The same reasons that have been urged to show that a mixture of the Venetian style cannot improve the great style, will hold good in regard to the Flemish and Dutch schools. Indeed, the Flemish school, of which Rubens is the head, was formed upon that of the Venetian; like them, he took his figures too much from the people before him. But it must be allowed in favour of the Venetians, that he was more gross than they, and carried all their mistaken methods to a far greater excess. In the Venetian school itself, where they all err from the same cause, there is a difference in the effect. The difference between Paolo and Bassano seems to be only, that one introduced Venetian gentlemen into his pictures, and the other the boors of the district of Bassano, and called them patriarchs and prophets.

The painters of the Dutch school have still more locality.
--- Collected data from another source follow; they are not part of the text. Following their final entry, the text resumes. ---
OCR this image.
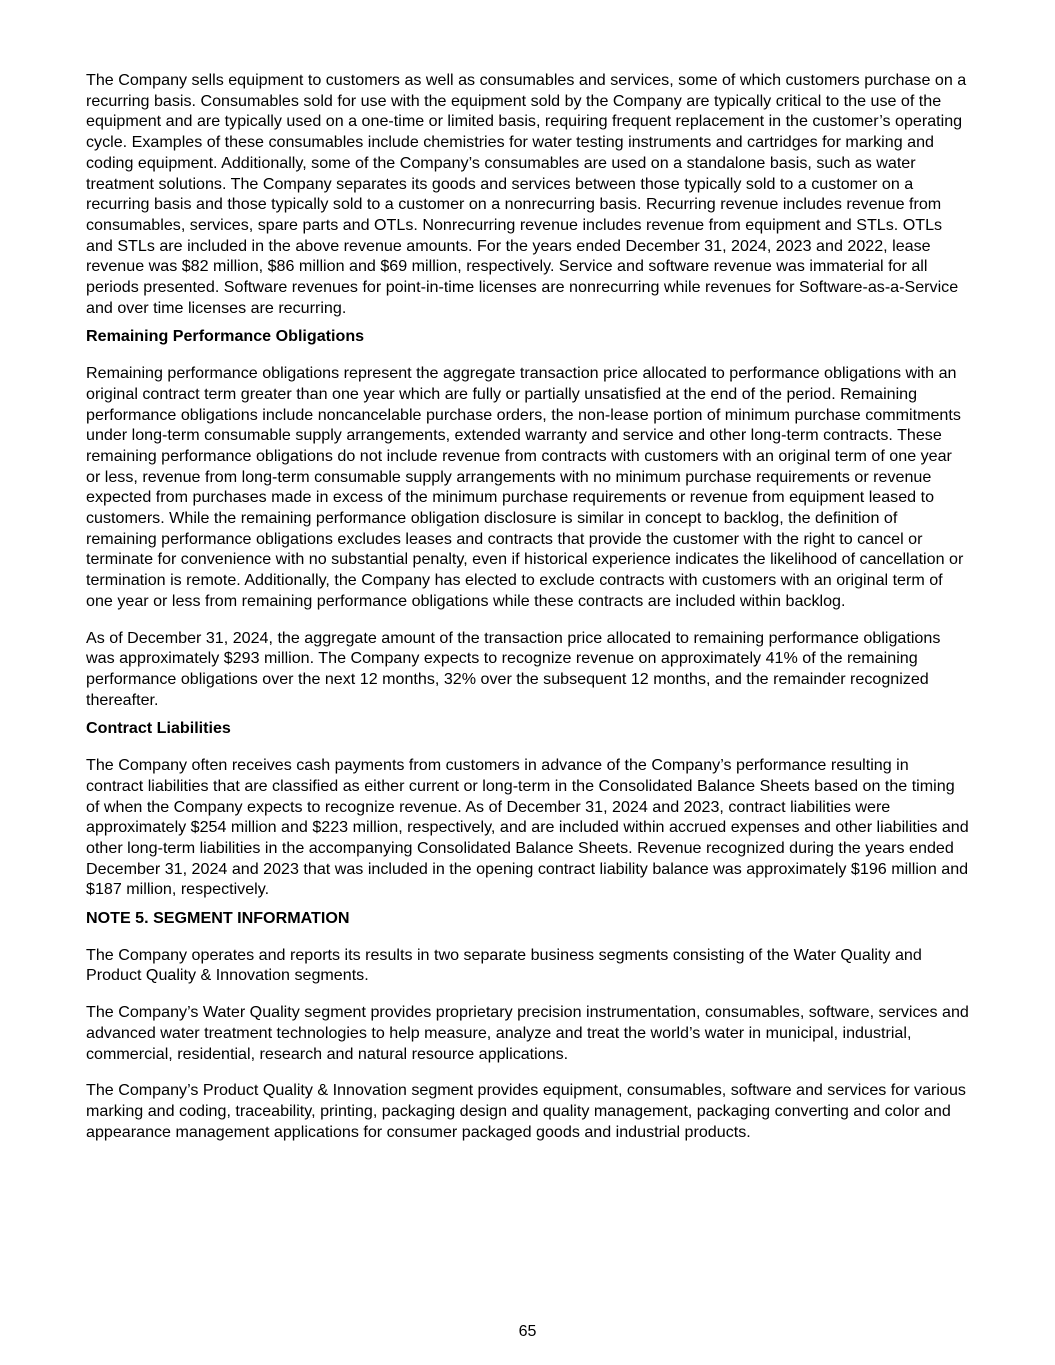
The Company sells equipment to customers as well as consumables and services, some of which customers purchase on a recurring basis. Consumables sold for use with the equipment sold by the Company are typically critical to the use of the equipment and are typically used on a one-time or limited basis, requiring frequent replacement in the customer’s operating cycle. Examples of these consumables include chemistries for water testing instruments and cartridges for marking and coding equipment. Additionally, some of the Company’s consumables are used on a standalone basis, such as water treatment solutions. The Company separates its goods and services between those typically sold to a customer on a recurring basis and those typically sold to a customer on a nonrecurring basis. Recurring revenue includes revenue from consumables, services, spare parts and OTLs. Nonrecurring revenue includes revenue from equipment and STLs. OTLs and STLs are included in the above revenue amounts. For the years ended December 31, 2024, 2023 and 2022, lease revenue was $82 million, $86 million and $69 million, respectively. Service and software revenue was immaterial for all periods presented. Software revenues for point-in-time licenses are nonrecurring while revenues for Software-as-a-Service and over time licenses are recurring.

Remaining Performance Obligations

Remaining performance obligations represent the aggregate transaction price allocated to performance obligations with an original contract term greater than one year which are fully or partially unsatisfied at the end of the period. Remaining performance obligations include noncancelable purchase orders, the non-lease portion of minimum purchase commitments under long-term consumable supply arrangements, extended warranty and service and other long-term contracts. These remaining performance obligations do not include revenue from contracts with customers with an original term of one year or less, revenue from long-term consumable supply arrangements with no minimum purchase requirements or revenue expected from purchases made in excess of the minimum purchase requirements or revenue from equipment leased to customers. While the remaining performance obligation disclosure is similar in concept to backlog, the definition of remaining performance obligations excludes leases and contracts that provide the customer with the right to cancel or terminate for convenience with no substantial penalty, even if historical experience indicates the likelihood of cancellation or termination is remote. Additionally, the Company has elected to exclude contracts with customers with an original term of one year or less from remaining performance obligations while these contracts are included within backlog.

As of December 31, 2024, the aggregate amount of the transaction price allocated to remaining performance obligations was approximately $293 million. The Company expects to recognize revenue on approximately 41% of the remaining performance obligations over the next 12 months, 32% over the subsequent 12 months, and the remainder recognized thereafter.

Contract Liabilities

The Company often receives cash payments from customers in advance of the Company’s performance resulting in contract liabilities that are classified as either current or long-term in the Consolidated Balance Sheets based on the timing of when the Company expects to recognize revenue. As of December 31, 2024 and 2023, contract liabilities were approximately $254 million and $223 million, respectively, and are included within accrued expenses and other liabilities and other long-term liabilities in the accompanying Consolidated Balance Sheets. Revenue recognized during the years ended December 31, 2024 and 2023 that was included in the opening contract liability balance was approximately $196 million and $187 million, respectively.

NOTE 5. SEGMENT INFORMATION

The Company operates and reports its results in two separate business segments consisting of the Water Quality and Product Quality & Innovation segments.

The Company’s Water Quality segment provides proprietary precision instrumentation, consumables, software, services and advanced water treatment technologies to help measure, analyze and treat the world’s water in municipal, industrial, commercial, residential, research and natural resource applications.

The Company’s Product Quality & Innovation segment provides equipment, consumables, software and services for various marking and coding, traceability, printing, packaging design and quality management, packaging converting and color and appearance management applications for consumer packaged goods and industrial products.

65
With them a history-piece is properly a portrait of themselves; whether they describe the inside or outside of their houses, we have their own people engaged in their own peculiar occupations; working or drinking, playing or fighting. The circumstances that enter into a picture of this kind are so far from giving a general view of human life, that they exhibit all the minute particularities of a nation differing in several respects from the rest of mankind. Yet let them have their share of more humble praise. The painters of this school are excellent in their own way; they are only ridiculous when they attempt general history on their own narrow principles, and debase great events by the meanness of their characters.

Some inferior dexterity, some extraordinary mechanical power, is apparently that from which they seek distinction. Thus, we see that school alone has the custom of representing candle-light, not as it really appears to us by night, but red, as it would illuminate objects to a spectator by day. Such tricks, however pardonable in the little style, where petty effects are the sole end, are inexcusable in the greater, where the attention should never be drawn aside by trifles, but should be entirely occupied by the subject itself.